Um pouco à semelhança de You Honour da Max, nos primeiros episódios estava a angustiar-me de tal forma, que só queria chegar ao fim rápido. Mas confesso que essa sensação a meio foi assoberbada por sentir que Disclaimer é uma série tão bem feita, tão bem escrita e interpretada, tão recheada de camadas e que dá tanto que pensar (e que escrever claramente, já passámos os 7000 caracteres) que ao episódio 4 já estava a dizer ao meu marido: “Tens que ver isto e eu vou rever contigo”.
Longe vão os tempos em que o audiovisual se dividia entre realizadores/atores de séries e realizadores/atores de cinema.

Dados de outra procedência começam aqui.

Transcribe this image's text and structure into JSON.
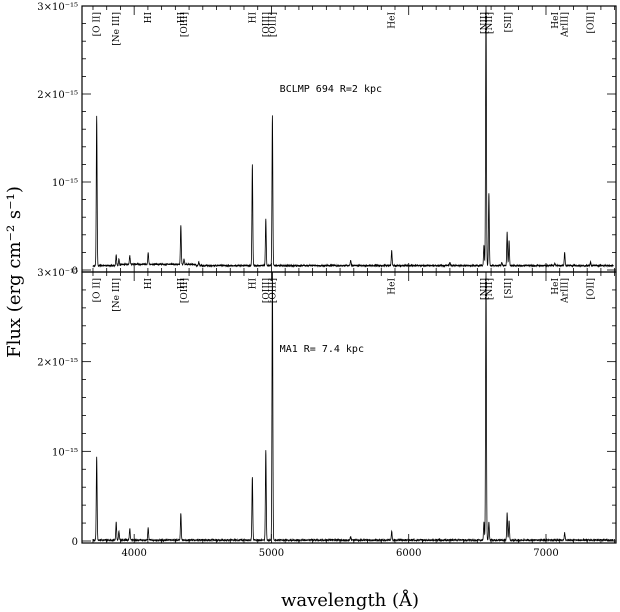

Não sei se foi exatamente este o momento, mas recordo-me da ficha técnica da mini-série Angels in America ter causado uma relativa comoção, em 2003. Realizado por Mike Nichols, com Meryl Streep e Al Pacino no elenco. Como assim a maior no pequeno ecrã? Foi chantagem, foi dívida de jogo? Isso já não é assim. Dizer que Disclaimer é cinema como elogio, talvez seja não só redutor, como meio bafiento. É uma série, é incrível e acho que não preciso de a colocar na categoria do grande ecrã para a elogiar. Fala sobre culpa, sobre vingança, sobre amor. Sobre o quão falhos todos somos, mas o quão pouco hesitamos em apontar o dedo ao outro, mesmo que tenhamos acabado de lhe fazer um elogio, de lhe prometer lealdade ou de lhe jurar amor na saúde e na doença até que a morte que nos separe.
Dito isto, todos temos um chato na nossa vida que está sempre a dizer “O quê? Ainda não viste o Portas Fechadas, Cadeiras ao Sol? Tens mesmo que ver. Esquece. Nem fales mais comigo, enquanto não vires”. E a maior parte das vezes, o melhor mesmo é deixarem de falar a essa pessoa, porque não há paciência. Neste caso, peço que abram uma exceção. Não me deixem a falar sozinha. Vocês têm mesmo de ver isto.